Il y a quelques années, lors d’une conférence, l’historien Marc Seguin a relaté « les malheurs » que connurent certaines églises du canton de Montendre au XVIe siècle… dont Vallet qui était alors une paroisse à part entière. Entre 1570 et 1580, les Saintongeais auraient subi la décennie la plus douloureuse de leur histoire depuis la Guerre de Cent ans… 

Avant d’énumérer leurs malheurs, il est bon de rappeler dans quelle situation se trouve alors le pays. La Réforme, grande révolution religieuse du XVIe siècle, divise l’Europe chrétienne en deux camps distincts, les Catholiques et les Protestants. La puissante congrégation des Jésuites ne parvient pas à « contrecarrer » la percée calviniste. Cette division donne naissance à des guerres sanglantes dont l’épisode le plus connu est la Saint-Barthélemy, le 24 août 1572. Aux croyances des uns et des autres, se mêlent passions et convoitises “terrestres” avec, en filigrane, le sacro-saint pouvoir.
La Saintonge n’est pas épargnée. Particularité, la sénéchaussée de Saintonge compte deux sièges, Saint-Jean d’Angely, au Nord et Saintes au Sud. En véritable capitale locale, cette dernière dispose d’un présidial et d’un sénéchal. Les affaires sont traitées au Parlement de Bordeaux qui se réunit au Palais de l’Ombrière, représentant de l’autorité. Le territoire est composé de châtellenies. Elles sont approximativement de la taille des anciens cantons, à part Ozillac et Fontaines d’Ozillac qui n’appartiennent pas à Jonzac.
Dans les zones occupées par les Protestants, la messe n’est plus célébrée depuis dix ans et les églises sont gravement endommagées.

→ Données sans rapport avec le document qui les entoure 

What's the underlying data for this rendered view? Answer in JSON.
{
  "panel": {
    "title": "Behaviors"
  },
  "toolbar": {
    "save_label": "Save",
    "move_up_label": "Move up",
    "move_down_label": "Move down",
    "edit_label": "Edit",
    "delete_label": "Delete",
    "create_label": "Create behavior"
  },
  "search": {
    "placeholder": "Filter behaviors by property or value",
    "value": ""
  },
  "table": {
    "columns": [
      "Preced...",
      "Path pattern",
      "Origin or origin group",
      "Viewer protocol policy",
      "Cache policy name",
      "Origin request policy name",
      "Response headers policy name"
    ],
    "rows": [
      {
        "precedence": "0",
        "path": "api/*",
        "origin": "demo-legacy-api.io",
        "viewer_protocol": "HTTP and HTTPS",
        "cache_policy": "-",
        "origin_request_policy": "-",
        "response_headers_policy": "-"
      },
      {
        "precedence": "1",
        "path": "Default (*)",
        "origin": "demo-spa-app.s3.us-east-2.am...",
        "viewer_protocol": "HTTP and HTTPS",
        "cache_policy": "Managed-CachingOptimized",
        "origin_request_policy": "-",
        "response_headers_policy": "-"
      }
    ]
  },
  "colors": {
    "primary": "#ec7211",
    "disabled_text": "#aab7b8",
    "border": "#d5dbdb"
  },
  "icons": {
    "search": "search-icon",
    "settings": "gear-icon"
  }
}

Journées du Patrimoine 2017 : exposition dans la crypte (ici, une grille d'origine égyptienne).
Durant des siècles, les fidèles descendaient dans cette crypte, apportant leur aumône 
pour être guéris du mal de tête par l’intercession de saint Babylas.
Malmenée par les frères La Rochefoucauld

La région de Montendre n’échappe pas aux règlements de compte. A cette époque, Vallet, dans la Châtellenie de Montendre, dépend du baron Louis de la Rochefoucauld, seigneur huguenot également propriétaire de la châtellenie de Montguyon où est rendue la haute justice. Il vit dans le château de Montendre dont subsiste la fameuse Tour carrée.
La châtellenie de Montendre réunit de 24 paroisses. Elle déborde sur "le Vitrezay" qui comprend, entre autres, Reignac, Marcillac et Donnezac, communes qui se trouvent actuellement en Gironde.
« Les fils la Rochefoucauld sont de sacrés lascars » dit-on. Ils répondent aux prénoms de Louis, François et Gaston. Aux alentours de 1562, ne doutant de rien, ils font, au nom de Dieu, main basse sur les églises du coin, en chassent les curés et s'empressent d'empocher leurs revenus. Leurs exactions sont nombreuses. Charles, par exemple, prend possession du presbytère de Chardes tandis que celui de Vallet est rasé.
La période où ils sévissent le plus se situe vers 1568, 1569. Les églises sont carrément démolies selon une méthode invariable : les assaillants détruisent d'abord la façade, puis ils remontent jusqu'au chœur. Sont ainsi pillées Reignac, Donnezac, Souméras (où existe un édifice consacré à Saint Blaise), Montendre, Corignac, Jussas, Chardes, Coux, Chartuzac, Expiremont, Pommiers, Moulons, Chaunac, Vibrac, Messac, le Pin, Chatenet (moins malmenée par rapport aux autres) et celle qui nous intéresse, Vallet.
Dans cette dernière, ne subsistent de l’architecture primitive que l'abside et la crypte.
Au Moyen âge, cette crypte était réputée pour soigner les maux de tête et les paroissiens y venaient en procession.
Victime des actes de vandalisme commis par les frères La Rochefoucauld, elle aurait été consolidée en son milieu par deux gros piliers. Cependant, une autre hypothèse est envisageable : si le plafond présentait des faiblesses dès sa construction, ces appuis devenaient nécessaires pour protéger les fidèles d’un effondrement, tout simplement.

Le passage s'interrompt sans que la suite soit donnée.